Ubuntu Change Hostname | Linux Change Hostname | Ubuntu Server Tips

Ubuntu Change Hostname

Not a necessity, but probably worth doing is the Ubuntu change hostname command. By default, an Ubuntu server will have a hostname which has probably been set by your unmanaged server host.

In my case, the hostname is a unique string of numbers. Whilst a unique name is good practice, it is not particularly helpful. For this reason, I am going to change my hostname to something more memorable. The main reason for an Ubuntu change hostname command is so that when you are using SSH, something more recognisable is displayed, so if you have a whole host of servers, you can quickly and easily make sure you are using the correct one.
In order to be safe I will first make a backup of the file responsible for the hostname ("hostname" oddly enough), as I am prone to typos.
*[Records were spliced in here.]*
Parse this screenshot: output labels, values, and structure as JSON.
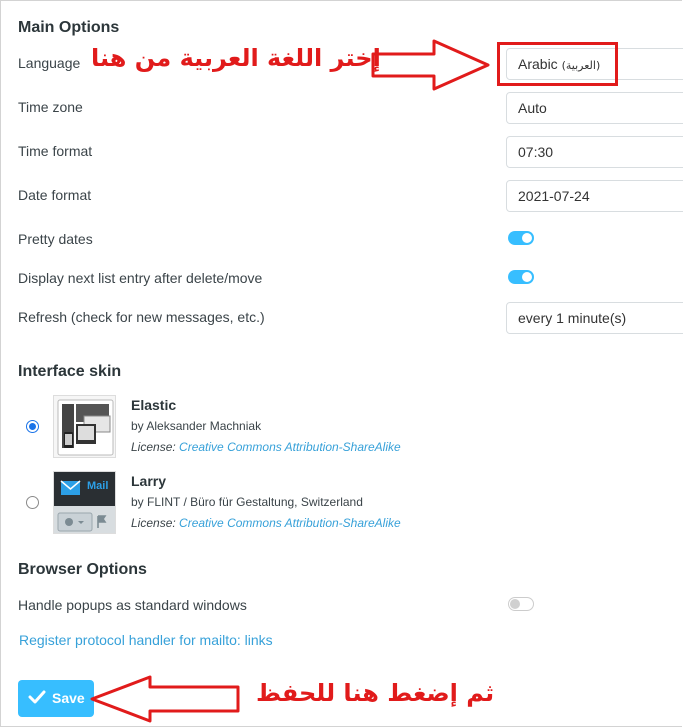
{
  "main_options": {
    "title": "Main Options",
    "language": {
      "label": "Language",
      "value": "Arabic",
      "value_native": "(العربية)"
    },
    "timezone": {
      "label": "Time zone",
      "value": "Auto"
    },
    "time_format": {
      "label": "Time format",
      "value": "07:30"
    },
    "date_format": {
      "label": "Date format",
      "value": "2021-07-24"
    },
    "pretty_dates": {
      "label": "Pretty dates",
      "enabled": true
    },
    "next_entry": {
      "label": "Display next list entry after delete/move",
      "enabled": true
    },
    "refresh": {
      "label": "Refresh (check for new messages, etc.)",
      "value": "every 1 minute(s)"
    }
  },
  "interface_skin": {
    "title": "Interface skin",
    "skins": [
      {
        "name": "Elastic",
        "by": "by Aleksander Machniak",
        "license_label": "License:",
        "license": "Creative Commons Attribution-ShareAlike",
        "selected": true
      },
      {
        "name": "Larry",
        "by": "by FLINT / Büro für Gestaltung, Switzerland",
        "license_label": "License:",
        "license": "Creative Commons Attribution-ShareAlike",
        "selected": false,
        "thumb_text": "Mail"
      }
    ]
  },
  "browser_options": {
    "title": "Browser Options",
    "popups": {
      "label": "Handle popups as standard windows",
      "enabled": false
    },
    "protocol_link": "Register protocol handler for mailto: links"
  },
  "save_button": {
    "label": "Save"
  },
  "annotations": {
    "top": "إختر اللغة العربية من هنا",
    "bottom": "ثم إضغط هنا للحفظ",
    "color": "#e11b1b"
  },
  "colors": {
    "accent": "#37beff",
    "link": "#37a1d9"
  }
}
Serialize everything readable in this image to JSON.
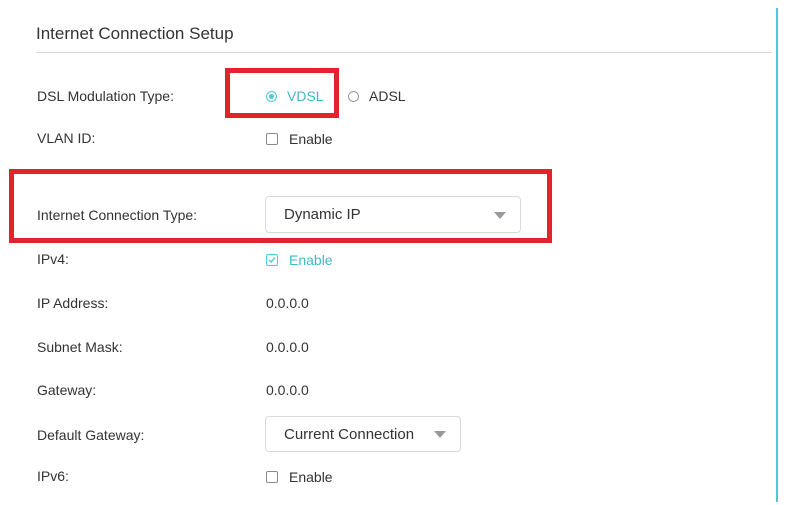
{
  "section": {
    "title": "Internet Connection Setup"
  },
  "dsl_modulation": {
    "label": "DSL Modulation Type:",
    "options": [
      {
        "label": "VDSL",
        "selected": true
      },
      {
        "label": "ADSL",
        "selected": false
      }
    ]
  },
  "vlan_id": {
    "label": "VLAN ID:",
    "checkbox_label": "Enable",
    "checked": false
  },
  "connection_type": {
    "label": "Internet Connection Type:",
    "value": "Dynamic IP"
  },
  "ipv4": {
    "label": "IPv4:",
    "checkbox_label": "Enable",
    "checked": true
  },
  "ip_address": {
    "label": "IP Address:",
    "value": "0.0.0.0"
  },
  "subnet_mask": {
    "label": "Subnet Mask:",
    "value": "0.0.0.0"
  },
  "gateway": {
    "label": "Gateway:",
    "value": "0.0.0.0"
  },
  "default_gateway": {
    "label": "Default Gateway:",
    "value": "Current Connection"
  },
  "ipv6": {
    "label": "IPv6:",
    "checkbox_label": "Enable",
    "checked": false
  },
  "colors": {
    "accent": "#4acbd6",
    "highlight": "#e3222c"
  }
}
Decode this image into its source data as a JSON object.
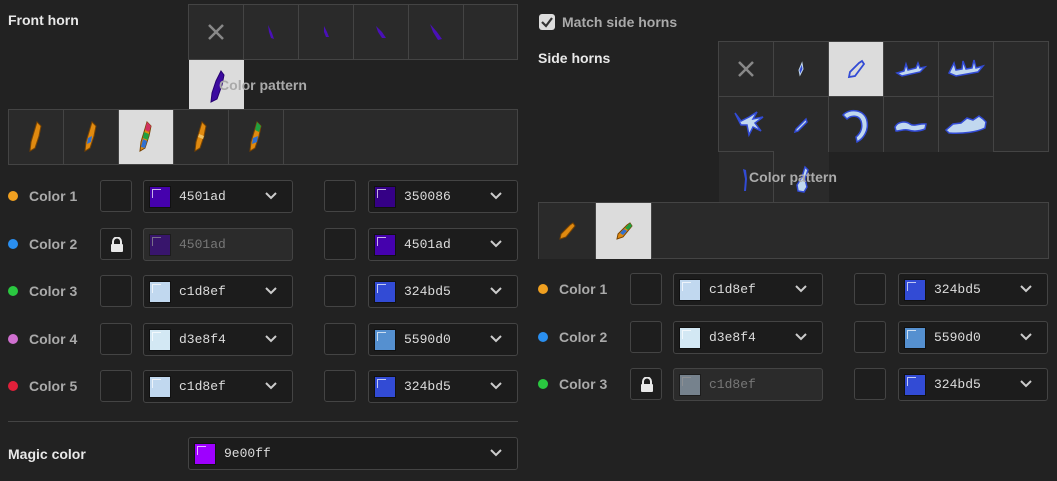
{
  "front_horn": {
    "title": "Front horn",
    "pattern_title": "Color pattern",
    "colors": [
      {
        "label": "Color 1",
        "dot": "#f0a020",
        "locked": false,
        "a_hex": "4501ad",
        "a_color": "#4501ad",
        "a_disabled": false,
        "b_hex": "350086",
        "b_color": "#350086"
      },
      {
        "label": "Color 2",
        "dot": "#2a8ff0",
        "locked": true,
        "a_hex": "4501ad",
        "a_color": "#4501ad",
        "a_disabled": true,
        "b_hex": "4501ad",
        "b_color": "#4501ad"
      },
      {
        "label": "Color 3",
        "dot": "#2ac840",
        "locked": false,
        "a_hex": "c1d8ef",
        "a_color": "#c1d8ef",
        "a_disabled": false,
        "b_hex": "324bd5",
        "b_color": "#324bd5"
      },
      {
        "label": "Color 4",
        "dot": "#d070d0",
        "locked": false,
        "a_hex": "d3e8f4",
        "a_color": "#d3e8f4",
        "a_disabled": false,
        "b_hex": "5590d0",
        "b_color": "#5590d0"
      },
      {
        "label": "Color 5",
        "dot": "#e0203a",
        "locked": false,
        "a_hex": "c1d8ef",
        "a_color": "#c1d8ef",
        "a_disabled": false,
        "b_hex": "324bd5",
        "b_color": "#324bd5"
      }
    ]
  },
  "magic": {
    "label": "Magic color",
    "hex": "9e00ff",
    "color": "#9e00ff"
  },
  "side_horns": {
    "match_label": "Match side horns",
    "match_checked": true,
    "title": "Side horns",
    "pattern_title": "Color pattern",
    "colors": [
      {
        "label": "Color 1",
        "dot": "#f0a020",
        "locked": false,
        "a_hex": "c1d8ef",
        "a_color": "#c1d8ef",
        "a_disabled": false,
        "b_hex": "324bd5",
        "b_color": "#324bd5"
      },
      {
        "label": "Color 2",
        "dot": "#2a8ff0",
        "locked": false,
        "a_hex": "d3e8f4",
        "a_color": "#d3e8f4",
        "a_disabled": false,
        "b_hex": "5590d0",
        "b_color": "#5590d0"
      },
      {
        "label": "Color 3",
        "dot": "#2ac840",
        "locked": true,
        "a_hex": "c1d8ef",
        "a_color": "#c1d8ef",
        "a_disabled": true,
        "b_hex": "324bd5",
        "b_color": "#324bd5"
      }
    ]
  }
}
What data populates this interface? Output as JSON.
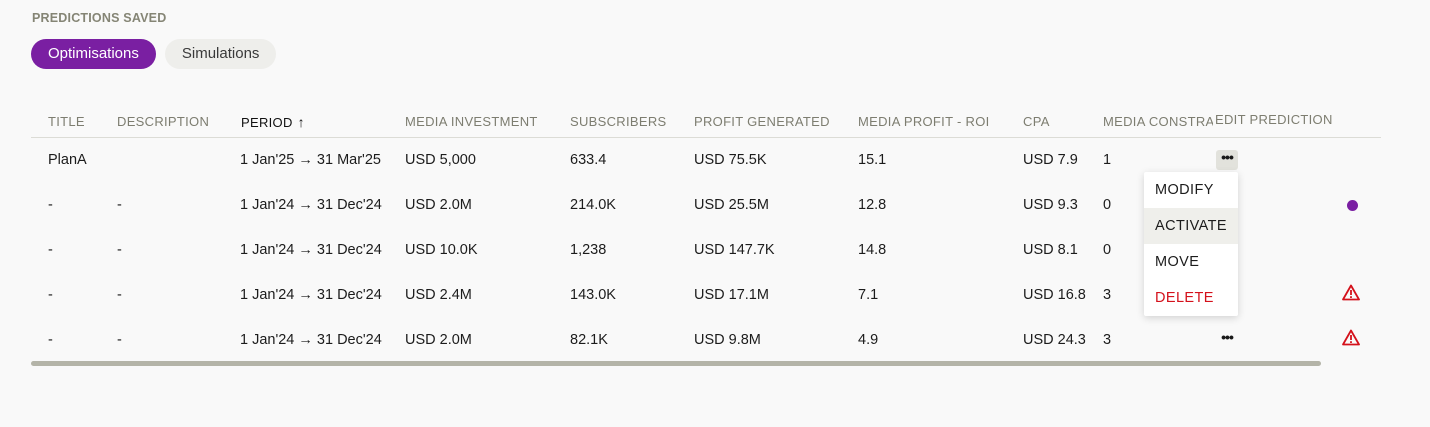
{
  "section_title": "PREDICTIONS SAVED",
  "tabs": [
    {
      "label": "Optimisations",
      "active": true
    },
    {
      "label": "Simulations",
      "active": false
    }
  ],
  "columns": {
    "title": "TITLE",
    "description": "DESCRIPTION",
    "period": "PERIOD",
    "period_sort_icon": "arrow-up-icon",
    "media_investment": "MEDIA INVESTMENT",
    "subscribers": "SUBSCRIBERS",
    "profit_generated": "PROFIT GENERATED",
    "media_profit_roi": "MEDIA PROFIT - ROI",
    "cpa": "CPA",
    "media_constraints": "MEDIA CONSTRA",
    "edit_prediction": "EDIT PREDICTION"
  },
  "rows": [
    {
      "title": "PlanA",
      "description": "",
      "period": "1 Jan'25 → 31 Mar'25",
      "media_investment": "USD 5,000",
      "subscribers": "633.4",
      "profit_generated": "USD 75.5K",
      "roi": "15.1",
      "cpa": "USD 7.9",
      "constraints": "1",
      "actions": "•••",
      "status": "none"
    },
    {
      "title": "-",
      "description": "-",
      "period": "1 Jan'24 → 31 Dec'24",
      "media_investment": "USD 2.0M",
      "subscribers": "214.0K",
      "profit_generated": "USD 25.5M",
      "roi": "12.8",
      "cpa": "USD 9.3",
      "constraints": "0",
      "actions": "",
      "status": "active-dot"
    },
    {
      "title": "-",
      "description": "-",
      "period": "1 Jan'24 → 31 Dec'24",
      "media_investment": "USD 10.0K",
      "subscribers": "1,238",
      "profit_generated": "USD 147.7K",
      "roi": "14.8",
      "cpa": "USD 8.1",
      "constraints": "0",
      "actions": "",
      "status": "none"
    },
    {
      "title": "-",
      "description": "-",
      "period": "1 Jan'24 → 31 Dec'24",
      "media_investment": "USD 2.4M",
      "subscribers": "143.0K",
      "profit_generated": "USD 17.1M",
      "roi": "7.1",
      "cpa": "USD 16.8",
      "constraints": "3",
      "actions": "",
      "status": "warning-icon"
    },
    {
      "title": "-",
      "description": "-",
      "period": "1 Jan'24 → 31 Dec'24",
      "media_investment": "USD 2.0M",
      "subscribers": "82.1K",
      "profit_generated": "USD 9.8M",
      "roi": "4.9",
      "cpa": "USD 24.3",
      "constraints": "3",
      "actions": "•••",
      "status": "warning-icon"
    }
  ],
  "menu": {
    "items": [
      "MODIFY",
      "ACTIVATE",
      "MOVE",
      "DELETE"
    ],
    "hovered": "ACTIVATE",
    "danger": "DELETE"
  },
  "colors": {
    "accent": "#7a1fa2",
    "warning": "#d4111b",
    "muted_header": "#7d7d70"
  }
}
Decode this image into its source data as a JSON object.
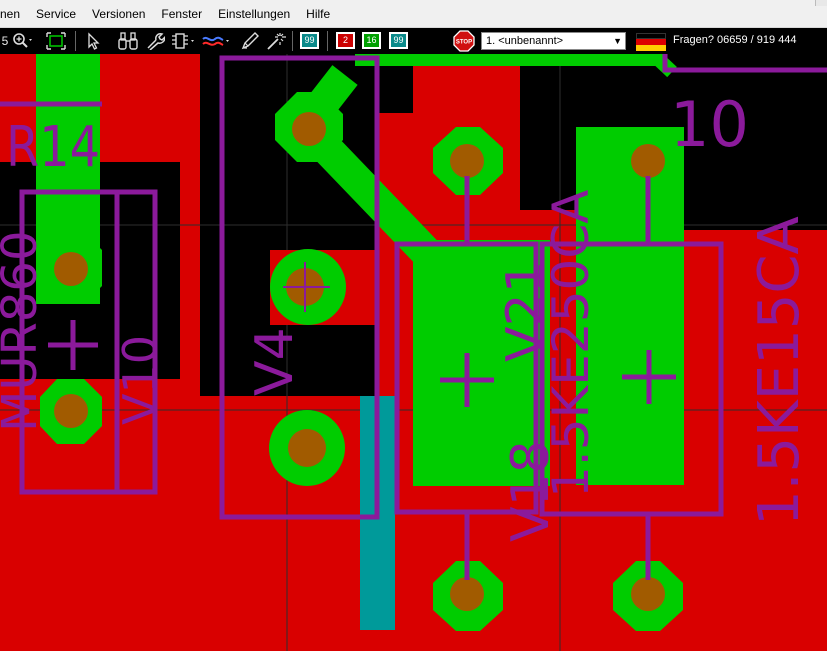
{
  "menubar": {
    "items": [
      "nen",
      "Service",
      "Versionen",
      "Fenster",
      "Einstellungen",
      "Hilfe"
    ]
  },
  "toolbar": {
    "zoom_prefix": "5",
    "icons": [
      "zoom-icon",
      "zoom-fit-icon",
      "pointer-icon",
      "binoculars-icon",
      "wrench-icon",
      "component-icon",
      "route-icon",
      "pencil-icon",
      "magic-wand-icon"
    ],
    "layer_badge_1": "99",
    "layer_badge_2": "2",
    "layer_badge_3": "16",
    "layer_badge_4": "99",
    "sheet_select": "1. <unbenannt>",
    "help_text": "Fragen? 06659 / 919 444"
  },
  "colors": {
    "board_red": "#d90000",
    "copper_green": "#00cc00",
    "drill_brown": "#a15b00",
    "silkscreen_purple": "#8b1a9b",
    "teal_track": "#009a9a",
    "background": "#000000"
  },
  "canvas": {
    "labels": {
      "r14": "R14",
      "mur": "MUR860",
      "v10": "V10",
      "v4": "V4",
      "label_10": "10",
      "v21": "V21",
      "v18": "V18",
      "ke250": "1.5KE250CA",
      "ke15": "1.5KE15CA",
      "plus_1": "+",
      "plus_2": "+",
      "plus_3": "+"
    }
  }
}
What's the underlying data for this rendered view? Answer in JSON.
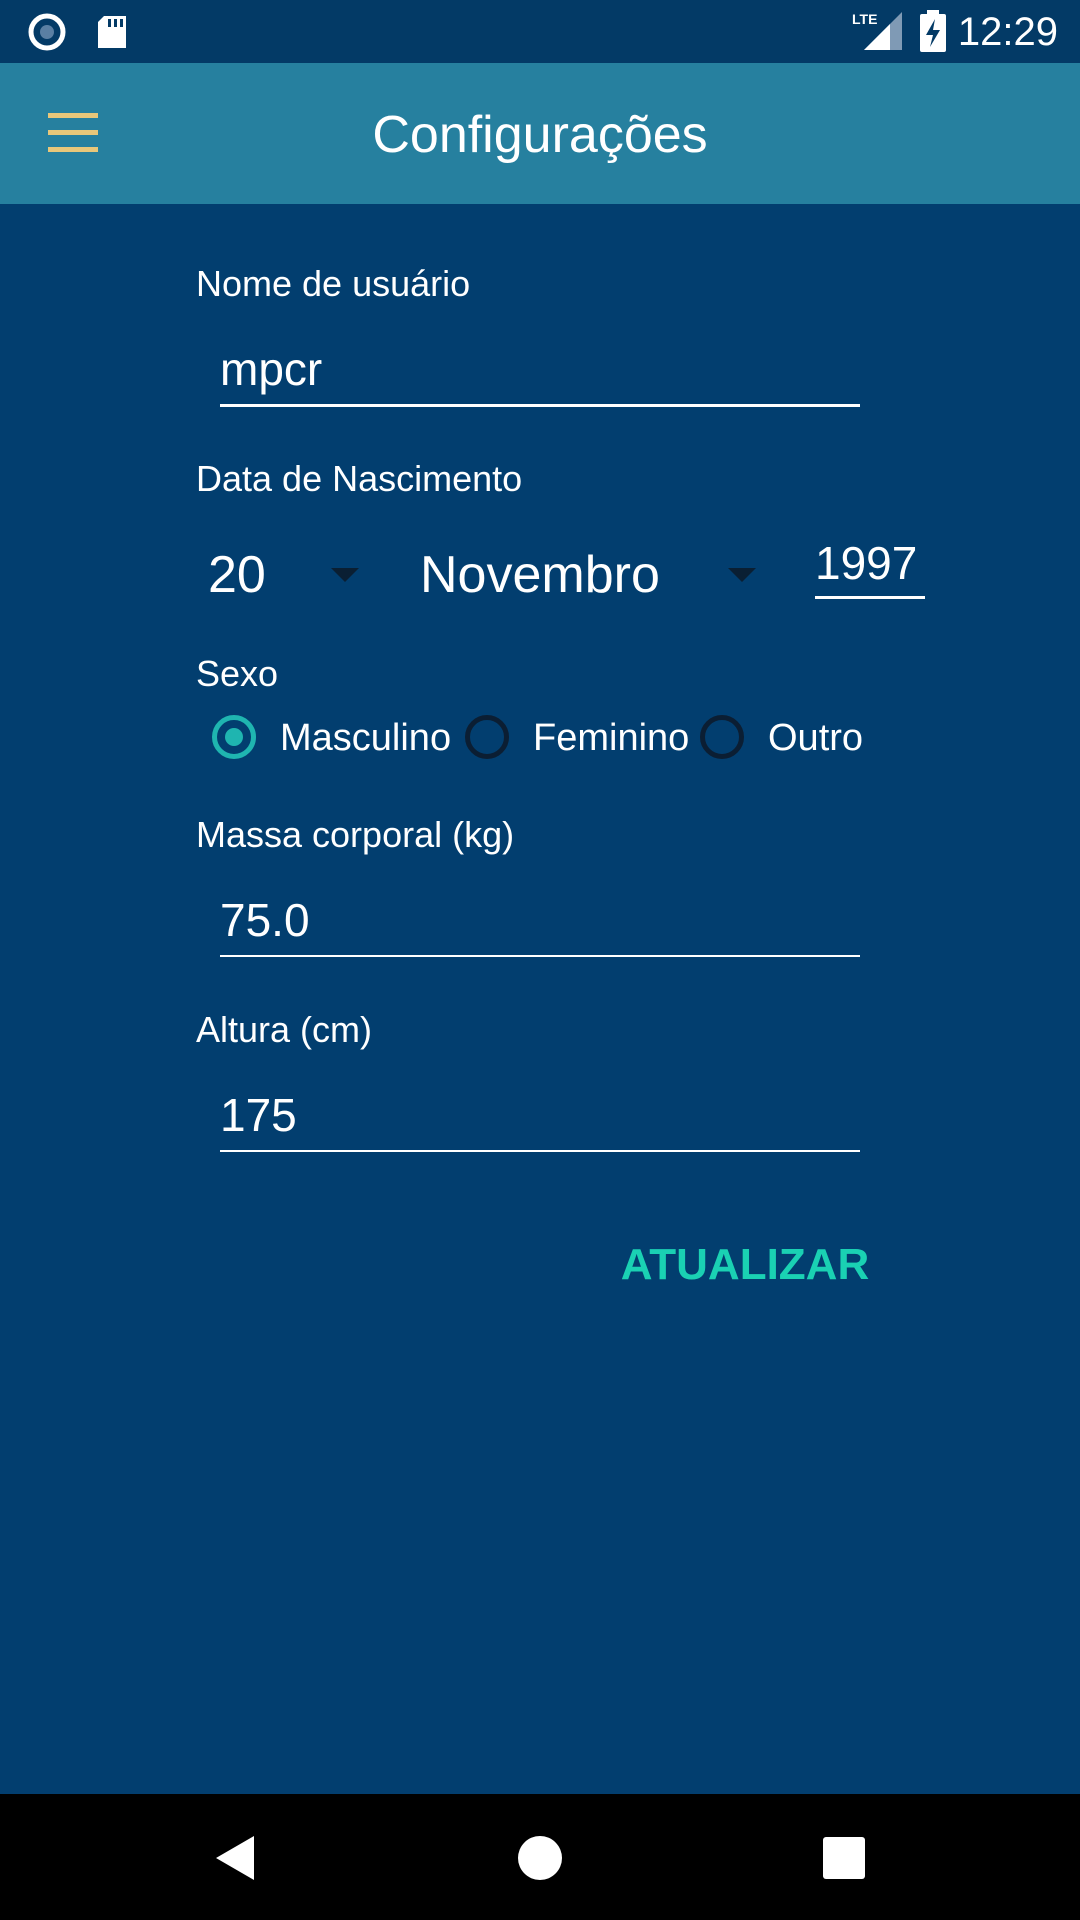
{
  "status_bar": {
    "time": "12:29",
    "network": "LTE",
    "icons": [
      "record-icon",
      "sd-card-icon",
      "signal-icon",
      "battery-charging-icon"
    ]
  },
  "app_bar": {
    "title": "Configurações",
    "menu_icon": "hamburger-menu-icon",
    "menu_icon_color": "#e8c77a",
    "background": "#26809f"
  },
  "form": {
    "username": {
      "label": "Nome de usuário",
      "value": "mpcr"
    },
    "birth_date": {
      "label": "Data de Nascimento",
      "day": "20",
      "month": "Novembro",
      "year": "1997"
    },
    "sex": {
      "label": "Sexo",
      "options": [
        "Masculino",
        "Feminino",
        "Outro"
      ],
      "selected": "Masculino"
    },
    "weight": {
      "label": "Massa corporal (kg)",
      "value": "75.0"
    },
    "height": {
      "label": "Altura (cm)",
      "value": "175"
    },
    "update_button": "ATUALIZAR"
  },
  "colors": {
    "background": "#023e6f",
    "accent": "#1fb5b0",
    "button_text": "#1ad1b3"
  },
  "nav_bar": {
    "buttons": [
      "back-icon",
      "home-icon",
      "recents-icon"
    ]
  }
}
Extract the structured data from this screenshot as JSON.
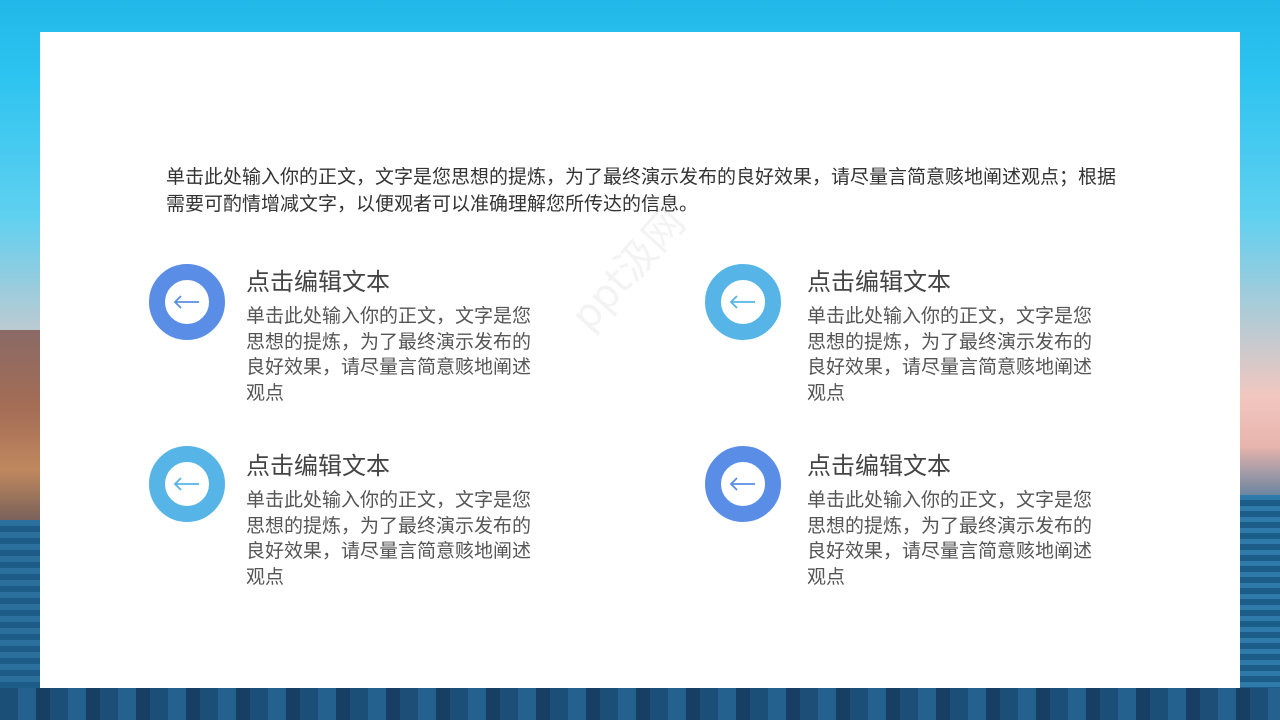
{
  "intro_text": "单击此处输入你的正文，文字是您思想的提炼，为了最终演示发布的良好效果，请尽量言简意赅地阐述观点；根据需要可酌情增减文字，以便观者可以准确理解您所传达的信息。",
  "items": [
    {
      "title": "点击编辑文本",
      "body": "单击此处输入你的正文，文字是您思想的提炼，为了最终演示发布的良好效果，请尽量言简意赅地阐述观点",
      "icon": "arrow-left-icon",
      "color": "#5a8ee6"
    },
    {
      "title": "点击编辑文本",
      "body": "单击此处输入你的正文，文字是您思想的提炼，为了最终演示发布的良好效果，请尽量言简意赅地阐述观点",
      "icon": "arrow-left-icon",
      "color": "#56b5e6"
    },
    {
      "title": "点击编辑文本",
      "body": "单击此处输入你的正文，文字是您思想的提炼，为了最终演示发布的良好效果，请尽量言简意赅地阐述观点",
      "icon": "arrow-left-icon",
      "color": "#56b5e6"
    },
    {
      "title": "点击编辑文本",
      "body": "单击此处输入你的正文，文字是您思想的提炼，为了最终演示发布的良好效果，请尽量言简意赅地阐述观点",
      "icon": "arrow-left-icon",
      "color": "#5a8ee6"
    }
  ],
  "watermark": "ppt汲网"
}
This makes the process a bit longer, but it also a good opportunity to try some different commands and that's always fun.
So the first command is to copy (cp ) the hostname file which is located in the etc directory so "sudo cp /etc/hostname /etc/hostname.old".
Then I can edit the hostname file to name my hostname to something more helpful. "sudo nano /etc/hostname"
I also need to change the "hosts" file, which follows the same steps: "sudo cp /etc/hosts /etc/hosts.old" and then "sudo nano /etc/hosts".
This hosts file however has a bit more structure to it, and is as follows: localhost.localdomain localhost hostname

So for my server, that will become: localhost.localdomain localhost randoof

All that's left is to reboot "sudo reboot".